Monday, March 01, 2010

Lord Ashcroft: The Tories sold themselves cheaply

The really damaging thing about the Ashcroft affair is not that the Tories have received substantial funding from someone who is not domiciled in the UK for tax purposes. It is that senior shadow cabinet members have spent years squirming to find words that disguise this fact but do not involve telling an outright lie.

Some examples:

William Hague: My conclusion having asked him is that he fulfilled the obligations that were imposed on him at the time that he became a peer.

Interviewer: So is he resident in the UK and paying taxes here?
Caroline Spelman: A donation has to be made by an individual who is, who pays, tax in the United Kingdom.

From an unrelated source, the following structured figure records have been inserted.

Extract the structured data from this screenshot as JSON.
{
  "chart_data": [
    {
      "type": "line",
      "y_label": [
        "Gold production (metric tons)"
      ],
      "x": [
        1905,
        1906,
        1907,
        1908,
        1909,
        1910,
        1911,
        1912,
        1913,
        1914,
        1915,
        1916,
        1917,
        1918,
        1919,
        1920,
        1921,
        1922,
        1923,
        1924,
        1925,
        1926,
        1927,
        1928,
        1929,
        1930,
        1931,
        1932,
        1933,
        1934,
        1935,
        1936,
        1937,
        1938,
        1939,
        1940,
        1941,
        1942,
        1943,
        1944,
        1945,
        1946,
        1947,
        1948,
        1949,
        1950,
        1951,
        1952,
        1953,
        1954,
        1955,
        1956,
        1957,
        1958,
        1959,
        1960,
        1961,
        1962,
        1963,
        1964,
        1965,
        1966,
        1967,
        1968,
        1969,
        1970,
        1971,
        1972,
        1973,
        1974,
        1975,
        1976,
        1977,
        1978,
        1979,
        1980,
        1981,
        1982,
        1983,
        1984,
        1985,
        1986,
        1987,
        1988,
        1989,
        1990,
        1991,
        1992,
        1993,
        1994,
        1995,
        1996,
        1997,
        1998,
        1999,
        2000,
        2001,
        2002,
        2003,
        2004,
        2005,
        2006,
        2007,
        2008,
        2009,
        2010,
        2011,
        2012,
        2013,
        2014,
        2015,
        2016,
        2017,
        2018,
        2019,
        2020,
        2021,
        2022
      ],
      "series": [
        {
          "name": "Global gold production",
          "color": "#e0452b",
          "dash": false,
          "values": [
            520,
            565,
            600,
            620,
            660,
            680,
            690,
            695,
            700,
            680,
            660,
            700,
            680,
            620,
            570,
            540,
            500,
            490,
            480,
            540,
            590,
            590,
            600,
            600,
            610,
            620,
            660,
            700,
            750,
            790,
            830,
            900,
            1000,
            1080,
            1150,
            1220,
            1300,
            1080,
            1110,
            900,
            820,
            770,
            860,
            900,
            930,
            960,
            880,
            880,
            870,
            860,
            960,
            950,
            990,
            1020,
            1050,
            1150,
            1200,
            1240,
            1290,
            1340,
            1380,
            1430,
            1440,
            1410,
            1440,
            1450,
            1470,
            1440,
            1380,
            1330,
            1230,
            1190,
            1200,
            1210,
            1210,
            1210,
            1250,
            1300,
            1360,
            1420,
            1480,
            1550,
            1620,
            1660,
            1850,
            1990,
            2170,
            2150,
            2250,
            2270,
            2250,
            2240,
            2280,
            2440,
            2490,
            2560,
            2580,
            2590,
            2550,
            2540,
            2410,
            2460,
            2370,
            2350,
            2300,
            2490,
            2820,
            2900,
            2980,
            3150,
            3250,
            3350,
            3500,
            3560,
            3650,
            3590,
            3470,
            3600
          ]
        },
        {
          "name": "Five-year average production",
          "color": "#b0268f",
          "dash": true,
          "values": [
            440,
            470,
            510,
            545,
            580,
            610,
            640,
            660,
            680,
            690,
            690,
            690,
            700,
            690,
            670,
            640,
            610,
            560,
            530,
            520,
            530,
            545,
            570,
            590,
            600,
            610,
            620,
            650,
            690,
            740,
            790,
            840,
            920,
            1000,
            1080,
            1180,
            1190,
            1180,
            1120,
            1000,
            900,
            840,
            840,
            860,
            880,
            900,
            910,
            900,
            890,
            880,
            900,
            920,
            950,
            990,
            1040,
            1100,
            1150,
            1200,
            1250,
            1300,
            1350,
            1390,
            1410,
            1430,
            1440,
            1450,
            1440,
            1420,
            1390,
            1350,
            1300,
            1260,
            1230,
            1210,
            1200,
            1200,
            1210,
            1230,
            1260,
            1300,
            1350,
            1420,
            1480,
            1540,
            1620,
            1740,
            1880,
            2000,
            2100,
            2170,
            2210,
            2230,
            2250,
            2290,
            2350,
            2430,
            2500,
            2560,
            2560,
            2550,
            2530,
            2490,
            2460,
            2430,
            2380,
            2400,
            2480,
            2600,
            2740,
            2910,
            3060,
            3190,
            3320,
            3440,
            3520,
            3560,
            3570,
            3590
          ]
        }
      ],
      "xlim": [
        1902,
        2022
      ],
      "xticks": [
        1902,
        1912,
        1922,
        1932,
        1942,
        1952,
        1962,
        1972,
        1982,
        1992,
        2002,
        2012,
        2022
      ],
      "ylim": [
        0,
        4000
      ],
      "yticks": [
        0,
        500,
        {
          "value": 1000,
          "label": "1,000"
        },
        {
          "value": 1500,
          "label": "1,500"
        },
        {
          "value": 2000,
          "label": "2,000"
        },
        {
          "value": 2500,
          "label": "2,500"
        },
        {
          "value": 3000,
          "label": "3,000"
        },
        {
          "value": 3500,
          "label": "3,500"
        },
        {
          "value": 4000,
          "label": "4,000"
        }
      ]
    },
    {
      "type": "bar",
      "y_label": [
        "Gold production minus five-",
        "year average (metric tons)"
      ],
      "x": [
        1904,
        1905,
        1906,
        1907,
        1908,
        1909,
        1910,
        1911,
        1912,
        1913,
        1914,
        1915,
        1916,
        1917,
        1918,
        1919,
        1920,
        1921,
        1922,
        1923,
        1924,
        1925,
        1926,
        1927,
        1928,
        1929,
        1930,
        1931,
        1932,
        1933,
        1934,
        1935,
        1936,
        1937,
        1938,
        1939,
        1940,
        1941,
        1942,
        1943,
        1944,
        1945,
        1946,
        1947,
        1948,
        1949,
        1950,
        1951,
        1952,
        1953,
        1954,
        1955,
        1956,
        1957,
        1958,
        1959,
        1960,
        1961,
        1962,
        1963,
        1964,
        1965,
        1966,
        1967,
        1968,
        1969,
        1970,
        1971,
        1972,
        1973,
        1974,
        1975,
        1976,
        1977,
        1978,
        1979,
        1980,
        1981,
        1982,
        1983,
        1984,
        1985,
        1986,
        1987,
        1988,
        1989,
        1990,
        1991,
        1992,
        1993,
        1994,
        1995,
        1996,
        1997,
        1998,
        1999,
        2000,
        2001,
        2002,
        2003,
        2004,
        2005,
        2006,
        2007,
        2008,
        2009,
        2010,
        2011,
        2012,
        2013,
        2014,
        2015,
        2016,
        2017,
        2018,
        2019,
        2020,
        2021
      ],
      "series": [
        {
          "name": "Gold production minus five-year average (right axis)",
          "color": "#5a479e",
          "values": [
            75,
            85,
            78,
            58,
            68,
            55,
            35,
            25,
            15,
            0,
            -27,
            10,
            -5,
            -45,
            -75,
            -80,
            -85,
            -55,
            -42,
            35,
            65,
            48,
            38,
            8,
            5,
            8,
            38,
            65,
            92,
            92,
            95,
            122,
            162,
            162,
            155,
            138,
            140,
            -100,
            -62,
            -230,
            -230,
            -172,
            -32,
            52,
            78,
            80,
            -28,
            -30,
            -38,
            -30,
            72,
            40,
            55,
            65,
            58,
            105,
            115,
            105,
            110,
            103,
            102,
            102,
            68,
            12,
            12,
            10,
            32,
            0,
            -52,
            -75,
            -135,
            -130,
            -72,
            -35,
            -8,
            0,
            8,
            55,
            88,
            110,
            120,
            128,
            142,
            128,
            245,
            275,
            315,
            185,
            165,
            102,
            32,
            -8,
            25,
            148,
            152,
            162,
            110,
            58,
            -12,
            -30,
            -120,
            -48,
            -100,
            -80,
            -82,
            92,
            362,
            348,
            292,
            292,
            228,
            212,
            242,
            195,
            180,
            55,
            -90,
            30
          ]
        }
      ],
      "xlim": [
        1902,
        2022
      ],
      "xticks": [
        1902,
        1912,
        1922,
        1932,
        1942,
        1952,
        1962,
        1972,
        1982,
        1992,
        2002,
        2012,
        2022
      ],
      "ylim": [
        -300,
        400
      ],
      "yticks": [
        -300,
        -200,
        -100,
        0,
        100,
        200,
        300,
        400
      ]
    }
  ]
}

David Cameron: Lord Ashcroft's tax status is a matter between him and the Inland Revenue. What I can say and what he has said is that the undertakings he gave at the time of being made a peer are undertakings that he is meeting.

Sir George Young: It's an undertaking which he gave to another body, and that body has been asked for documents. I don't know what those documents contain. We have to wait for the freedom of information process to complete its course. I'm sorry, but I just can't shed any light on this.

All these quotation are taken from an article published in the Guardian last month.

And they bring the judgement of David Cameron and his senior colleagues into serious question. They make it look as though they have been bought - "like a banana republic," as Chris Huhne put it.

Conservative bloggers have defended the party's acceptance of money from Lord Ashcroft on the grounds that his funding has not been that significant. Here is Iain Dale, for instance:
Since David Cameron became leader, less than five per cent of cash and in-kind donations have come from Bearwood Corporate Services, a company in which Lord Ashcroft has an interest. Since Q1 2006, Bearwood has donated £4,131,995 in cash and in-kind out of a total £90,723,018 donated to the Conservative Party in the same period (Electoral Commission register).
But saying that you did not get that much for it is an odd way of defending yourself against the charge that you have sold your good name.

This whole affair can be put down to a combination of inexperience and arrogance, which may well prove to be the besetting sins of Cameron and his circle.